Washington made a similar move six months ago, but it exempted from the cuts patients with developmental disabilities and those in long-term care. In Idaho, all adults on Medicaid will lose non-emergency dental coverage except pregnant women.
Fullwiler said Idaho dentists were relieved that the cuts didn’t go even further. “At least we got the emergency programs for the adults,” he said.
Idaho cut $34 million from its Medicaid program this year, including the dental cuts, new co-payments, and big new assessments on hospitals and other care providers.
“In some of these cases, what they’re doing is cost-shifting,” Fullwiler said.
Cutting dental coverage for adults on Medicaid will put more stress on the few federally qualified clinics in Idaho that charge fees on a sliding scale, he said. “What happens is they get booked out so far that it’s hard to get in,” he said. But, “The people have to be seen. You can’t leave someone in pain.”

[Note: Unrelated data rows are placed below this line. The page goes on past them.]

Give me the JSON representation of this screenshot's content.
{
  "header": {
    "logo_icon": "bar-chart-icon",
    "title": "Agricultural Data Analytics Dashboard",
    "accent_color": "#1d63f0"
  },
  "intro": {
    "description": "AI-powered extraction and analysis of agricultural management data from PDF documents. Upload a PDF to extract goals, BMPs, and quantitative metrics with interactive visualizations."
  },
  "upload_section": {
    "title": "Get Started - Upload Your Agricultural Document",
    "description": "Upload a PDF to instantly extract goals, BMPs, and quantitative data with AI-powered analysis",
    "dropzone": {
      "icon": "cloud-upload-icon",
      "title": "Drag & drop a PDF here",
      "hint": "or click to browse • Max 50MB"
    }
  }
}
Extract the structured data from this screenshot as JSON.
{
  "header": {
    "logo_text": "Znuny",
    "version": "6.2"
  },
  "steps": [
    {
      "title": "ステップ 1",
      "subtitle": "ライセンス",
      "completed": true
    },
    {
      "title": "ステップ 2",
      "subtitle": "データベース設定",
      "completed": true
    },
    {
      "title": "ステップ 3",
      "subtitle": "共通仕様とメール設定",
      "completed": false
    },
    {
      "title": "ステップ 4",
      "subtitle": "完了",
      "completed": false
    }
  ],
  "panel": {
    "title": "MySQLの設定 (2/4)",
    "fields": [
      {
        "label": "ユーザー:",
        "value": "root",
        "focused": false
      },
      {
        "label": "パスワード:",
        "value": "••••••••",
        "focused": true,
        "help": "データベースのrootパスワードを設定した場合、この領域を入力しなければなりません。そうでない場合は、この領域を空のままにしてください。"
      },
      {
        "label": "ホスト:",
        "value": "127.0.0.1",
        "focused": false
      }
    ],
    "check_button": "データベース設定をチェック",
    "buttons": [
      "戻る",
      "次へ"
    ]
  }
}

Fullwiler said he has Medicaid patients with disabilities he’s been seeing for as long as 25 years; they’ve lost their benefits, but he plans to continue to care for them for free. “You just have to take care of some people,” he said. “A lot of this ends up being picked up by the dentists.”
Idaho’s Department of Health and Welfare has taken about 50 calls on the dental cuts in recent weeks, and even more on cuts to optometry services, including glasses; only conditions related to chronic disease are now covered for optometry. Idaho’s Medicaid cuts that took effect Friday also eliminated podiatry services unless they’re related to chronic disease, and cut chiropractic coverage to six visits a year instead of 24.
Washington eliminated hearing and vision hardware for adults; outpatient physical, occupational and speech therapy; and more, in addition to its adult dental-care cuts.
“No one that I’m aware of was arguing these were a good thing or these were superfluous services that wouldn’t be missed,” said Jim Stevenson, spokesman for Medicaid in Washington. “I think people realized from the start they were extremely serious.”
But as in Idaho, two-thirds of Washington’s Medicaid clients are children, and cuts to children’s coverage are restricted by federal law. “We’re left with really a handful of optional services,” Stevenson said. “Those were the only things that could be cut, and those were the things that were cut.”
In 2008, 29 states offered at least some non-emergency adult dental coverage in their Medicaid programs; only six offered none, and 16 offered emergency coverage only. A 2008 report from the National Academy for State Health Policy said the trend showed “an increasing recognition of the importance of oral health to overall health.”
But since then, at least nine states, including Idaho and Washington, have considered doing away with it; both Idaho and Washington have offered the coverage since at least the 1980s.
In 2002, Idaho briefly eliminated non-emergency adult dental coverage under Medicaid as part of budget cutbacks, prompting a statewide outcry after an elderly woman who was denied dentures was told she’d have to gum her food. Then-Gov. Dirk Kempthorne and the Legislature restored the benefit the following year.
Now, Fullwiler said, “I know they’re not going to pay for dentures. They’re going to pay for toothaches, basically.”